Une semaine en ballon (3/6)

Jean-Paul Bolens et les volcans

A l’occasion du Salon du livre de Genève, hommage à Raymond Pittet (1927-1985), footballeur, journaliste, écrivain qui, mieux que quiconque en Suisse romande, tissa des liens entre ces univers. Ce troisième extrait, daté de 1979, évoque un joueur à lunettes dont il valait mieux ne pas pénétrer le «secteur»

Une semaine en ballon avec Raymond Pittet

La démarche: «Le football et les Hommes» et Raymond Pittet

1er extrait: La Coupe du Monde, épouse de son temps

2e extrait: Les enfants du village

L’un des personnages les plus attachants qu’il me fut donné de connaître dans notre football fut Jean-Paul Bolens. C’était une brute invraisemblable.

Mais il faut nuancer.

Jean-Paul Bolens, quelque part dans ses lointaines Amériques, en conviendra: il était d’une dureté implacable. Mais avec lui-même d’abord. Et quand il attaquait un adversaire, il prenait autant de risques qu’il en imposait à l’autre. Donc, Jean-Paul n’était pas un vicieux.

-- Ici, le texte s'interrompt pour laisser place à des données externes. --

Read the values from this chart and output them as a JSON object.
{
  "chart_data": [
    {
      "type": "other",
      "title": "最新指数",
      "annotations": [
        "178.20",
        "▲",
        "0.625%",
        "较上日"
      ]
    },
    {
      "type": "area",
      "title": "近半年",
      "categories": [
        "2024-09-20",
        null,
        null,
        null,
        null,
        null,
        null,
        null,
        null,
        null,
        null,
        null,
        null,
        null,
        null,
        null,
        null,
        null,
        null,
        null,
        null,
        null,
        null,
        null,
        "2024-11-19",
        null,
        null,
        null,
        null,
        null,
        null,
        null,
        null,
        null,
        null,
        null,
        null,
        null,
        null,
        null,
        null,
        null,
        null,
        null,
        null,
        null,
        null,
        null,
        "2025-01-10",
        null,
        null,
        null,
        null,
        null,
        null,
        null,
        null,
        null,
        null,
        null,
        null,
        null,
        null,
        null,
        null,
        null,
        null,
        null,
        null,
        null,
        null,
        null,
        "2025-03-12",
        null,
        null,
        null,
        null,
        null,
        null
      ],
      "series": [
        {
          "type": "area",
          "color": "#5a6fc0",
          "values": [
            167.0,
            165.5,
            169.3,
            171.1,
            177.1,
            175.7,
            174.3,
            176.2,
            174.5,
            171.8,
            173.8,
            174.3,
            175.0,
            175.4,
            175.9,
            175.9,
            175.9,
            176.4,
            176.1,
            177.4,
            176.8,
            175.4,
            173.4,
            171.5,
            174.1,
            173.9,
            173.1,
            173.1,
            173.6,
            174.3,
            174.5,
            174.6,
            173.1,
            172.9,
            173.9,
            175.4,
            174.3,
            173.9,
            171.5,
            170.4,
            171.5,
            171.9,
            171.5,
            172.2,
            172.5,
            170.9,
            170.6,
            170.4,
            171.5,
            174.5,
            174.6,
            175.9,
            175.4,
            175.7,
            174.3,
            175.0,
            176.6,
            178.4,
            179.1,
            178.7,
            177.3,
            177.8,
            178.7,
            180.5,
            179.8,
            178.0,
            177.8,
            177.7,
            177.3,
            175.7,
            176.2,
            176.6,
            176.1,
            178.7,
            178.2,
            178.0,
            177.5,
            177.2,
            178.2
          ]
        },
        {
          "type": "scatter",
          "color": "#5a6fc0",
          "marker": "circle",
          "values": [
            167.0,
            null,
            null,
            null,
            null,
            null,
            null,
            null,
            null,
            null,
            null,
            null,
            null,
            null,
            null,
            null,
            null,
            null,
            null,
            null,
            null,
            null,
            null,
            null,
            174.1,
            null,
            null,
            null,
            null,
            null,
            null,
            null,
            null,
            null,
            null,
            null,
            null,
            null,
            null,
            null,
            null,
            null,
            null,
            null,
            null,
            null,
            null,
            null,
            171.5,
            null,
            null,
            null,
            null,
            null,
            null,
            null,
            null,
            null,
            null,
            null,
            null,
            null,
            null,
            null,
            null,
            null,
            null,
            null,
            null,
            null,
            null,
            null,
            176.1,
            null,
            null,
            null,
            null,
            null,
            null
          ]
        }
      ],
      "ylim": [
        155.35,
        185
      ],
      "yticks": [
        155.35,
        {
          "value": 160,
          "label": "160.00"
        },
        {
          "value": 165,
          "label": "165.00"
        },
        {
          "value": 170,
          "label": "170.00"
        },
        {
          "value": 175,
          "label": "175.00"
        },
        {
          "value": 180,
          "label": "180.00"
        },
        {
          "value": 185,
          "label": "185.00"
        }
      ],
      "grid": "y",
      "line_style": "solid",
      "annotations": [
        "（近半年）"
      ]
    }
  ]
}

D’autre part, il était grand et sec, taillé en footballeur britannique du début du siècle. Enfin, il portait des lunettes et ne distinguait pas toujours très bien le «secteur». Et puis, les ravages éteints, Jean-Paul était (et demeure) le plus chic des garçons.

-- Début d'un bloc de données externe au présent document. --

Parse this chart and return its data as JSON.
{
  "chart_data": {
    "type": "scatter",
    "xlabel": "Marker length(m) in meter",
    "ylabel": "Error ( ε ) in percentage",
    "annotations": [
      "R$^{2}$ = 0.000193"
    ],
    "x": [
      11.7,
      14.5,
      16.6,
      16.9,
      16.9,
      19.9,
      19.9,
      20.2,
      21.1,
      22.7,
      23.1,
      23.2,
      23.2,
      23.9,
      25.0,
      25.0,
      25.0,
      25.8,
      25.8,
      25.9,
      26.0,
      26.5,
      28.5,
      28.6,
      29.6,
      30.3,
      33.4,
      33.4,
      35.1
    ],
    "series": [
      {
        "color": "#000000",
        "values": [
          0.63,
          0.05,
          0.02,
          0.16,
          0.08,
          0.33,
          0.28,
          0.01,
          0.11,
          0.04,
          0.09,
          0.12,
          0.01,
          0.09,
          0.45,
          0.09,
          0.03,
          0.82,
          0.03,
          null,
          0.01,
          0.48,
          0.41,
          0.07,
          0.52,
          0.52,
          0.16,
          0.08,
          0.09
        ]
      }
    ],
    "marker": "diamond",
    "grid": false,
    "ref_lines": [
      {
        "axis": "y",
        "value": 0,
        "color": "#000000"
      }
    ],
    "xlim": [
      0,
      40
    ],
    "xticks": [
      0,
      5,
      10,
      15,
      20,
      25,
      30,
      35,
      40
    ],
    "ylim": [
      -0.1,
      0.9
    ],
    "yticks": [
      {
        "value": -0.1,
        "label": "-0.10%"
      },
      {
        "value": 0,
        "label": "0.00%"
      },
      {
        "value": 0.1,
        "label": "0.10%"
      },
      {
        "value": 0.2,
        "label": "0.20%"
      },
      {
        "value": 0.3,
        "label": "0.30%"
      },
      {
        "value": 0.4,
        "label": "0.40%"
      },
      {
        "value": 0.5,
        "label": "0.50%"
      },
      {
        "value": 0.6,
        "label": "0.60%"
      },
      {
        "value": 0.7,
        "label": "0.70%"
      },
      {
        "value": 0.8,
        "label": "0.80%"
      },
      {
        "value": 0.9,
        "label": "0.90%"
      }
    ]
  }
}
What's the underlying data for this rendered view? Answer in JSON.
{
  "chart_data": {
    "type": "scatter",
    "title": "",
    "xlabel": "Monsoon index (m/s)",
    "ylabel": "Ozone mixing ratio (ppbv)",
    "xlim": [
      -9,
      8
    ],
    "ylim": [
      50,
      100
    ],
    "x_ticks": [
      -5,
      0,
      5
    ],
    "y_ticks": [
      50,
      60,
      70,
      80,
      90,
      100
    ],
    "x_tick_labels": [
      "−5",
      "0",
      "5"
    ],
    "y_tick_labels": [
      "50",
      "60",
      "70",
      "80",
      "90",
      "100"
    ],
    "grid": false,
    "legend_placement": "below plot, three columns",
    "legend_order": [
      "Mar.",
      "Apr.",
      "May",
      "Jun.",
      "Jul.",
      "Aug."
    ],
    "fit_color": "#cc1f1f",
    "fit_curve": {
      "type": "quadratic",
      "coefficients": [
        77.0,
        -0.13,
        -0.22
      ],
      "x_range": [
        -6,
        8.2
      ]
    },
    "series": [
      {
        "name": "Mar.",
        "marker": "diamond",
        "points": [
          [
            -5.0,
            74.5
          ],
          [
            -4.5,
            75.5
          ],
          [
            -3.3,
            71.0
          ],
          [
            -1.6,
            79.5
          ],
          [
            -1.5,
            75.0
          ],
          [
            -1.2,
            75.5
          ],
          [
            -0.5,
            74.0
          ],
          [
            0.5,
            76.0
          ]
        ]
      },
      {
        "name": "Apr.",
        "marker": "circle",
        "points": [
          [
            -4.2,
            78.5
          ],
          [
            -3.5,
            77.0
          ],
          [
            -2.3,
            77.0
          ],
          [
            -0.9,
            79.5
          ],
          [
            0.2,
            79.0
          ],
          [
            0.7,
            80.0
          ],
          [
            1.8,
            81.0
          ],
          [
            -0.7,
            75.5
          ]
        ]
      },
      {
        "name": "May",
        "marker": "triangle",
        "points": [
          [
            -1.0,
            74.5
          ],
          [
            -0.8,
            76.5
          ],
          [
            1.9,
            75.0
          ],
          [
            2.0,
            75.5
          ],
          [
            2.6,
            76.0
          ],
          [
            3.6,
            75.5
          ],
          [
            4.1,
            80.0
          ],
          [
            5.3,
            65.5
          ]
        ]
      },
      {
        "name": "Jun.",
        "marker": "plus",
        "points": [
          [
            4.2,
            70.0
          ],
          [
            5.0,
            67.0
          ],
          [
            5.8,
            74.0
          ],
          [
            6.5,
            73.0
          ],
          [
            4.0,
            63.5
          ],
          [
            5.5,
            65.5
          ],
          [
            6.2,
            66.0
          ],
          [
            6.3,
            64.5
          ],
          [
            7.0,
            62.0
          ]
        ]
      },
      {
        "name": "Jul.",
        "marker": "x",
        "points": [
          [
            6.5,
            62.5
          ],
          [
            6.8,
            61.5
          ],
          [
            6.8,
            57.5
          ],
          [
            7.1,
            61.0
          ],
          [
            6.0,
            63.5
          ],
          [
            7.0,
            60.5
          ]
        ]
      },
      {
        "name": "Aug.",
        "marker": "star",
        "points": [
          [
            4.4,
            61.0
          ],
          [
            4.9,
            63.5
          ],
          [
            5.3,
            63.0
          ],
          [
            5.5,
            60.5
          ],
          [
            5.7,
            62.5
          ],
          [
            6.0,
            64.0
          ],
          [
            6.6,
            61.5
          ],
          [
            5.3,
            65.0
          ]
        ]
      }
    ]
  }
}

Je l’ai connu en 1945 au tournoi Freeley à Berne. Je jouais avec les juniors du Fribourg et nous venions de ramasser une veste somptueuse (6-0) contre Servette. Nous avions été «traversés» par un petit ailier gauche génial qui devait faire son entrée en ligue nationale le dimanche suivant. Il s’appelait Jacky Fatton. Bolens jouait avec l’équipe du Lausanne-Sports et, regardant le match suivant, je désignai Fatton lui disant:

- Celui-là, c’est un crack!

Bolens réajusta ses lunettes et me demanda:

- Lequel?

- Le petit, là, qui joue à l’aile gauche!

Deux minutes plus tard, Fatton marquait un but magistral et Bolens remit ses lunettes en place une fois de plus. Quelques heures plus tard, Lausanne joua contre Servette la finale du tournoi. Fatton disparut de la circulation en cinq minutes: Bolens avait passé dans le «secteur».

Le «secteur»! Bolens jouait le secteur, c’est vrai. Il jouait très bien, du reste, mais on ne sait pourquoi (ou plutôt on le sait très bien), il régnait dans une zone de trente mètres après un quart d’heure de jeu.

Il prenait des coups parfois, mais ne disait jamais un mot. Il se vengeait dans les dix secondes suivantes.

Il passa au Stade Lausanne où il ne joua pas beaucoup, les arbitres ayant fini tout de même par le distinguer. Il s’en fut alors dans les corporatifs puis, un beau matin, s’avisa que la Suisse n’était pas faite pour les aventuriers. Il partit donc pour… le Salvador et s’établit à Sonsonate, où il entreprit de très belles affaires. Très à l’aise, dans une magnifique propriété, Jean-Paul Bolens joua à nouveau au football et brisa quelques adversaires plus petits que lui. Il devint une vraie terreur au Salvador et endossa le maillot national. Les Salvadoriens le considéraient comme une grande vedette.

Bolens vécut des aventures exaltantes, dangereuses. Au Salvador, son courage était admiré. Un jour, le vulcanologue Haroun Tazieff que je devais rencontrer à Lausanne s’en alla explorer un volcan très dangereux en Amérique centrale. Les compagnons capables de le suivre au bord extrême du cratère étaient rares. Mais Tazieff en avait trouvé un, grand, sec, rigolard, méprisant le danger. J’avais vu la photo et avais ouvert les yeux comme des prunes: le grand sec était… Jean-Paul Bolens.

Sacré Jean-Paul! L’année qui suivit le tournoi Freeley de Berne, je le retrouvai comme adversaire au tournoi Gusti Mayer, sur le terrain «du tennis» au Lausanne-Sports. Je commençais par lui «rentrer dedans» en guise de mesure prophylactique. Mais il répliqua sec. A la mi-temps, comme nous sucions des morceaux de citron, je lui dis:

- Jean-Paul, on arrête!

- Comme tu veux, moi je n’ai pas peur!

On termina le match tous les deux, ce qui était alors un exploit pour chacun de nous.


Extrait de «75 ans d’histoires du football vaudois», Editions Tribune de Lausanne, 1979.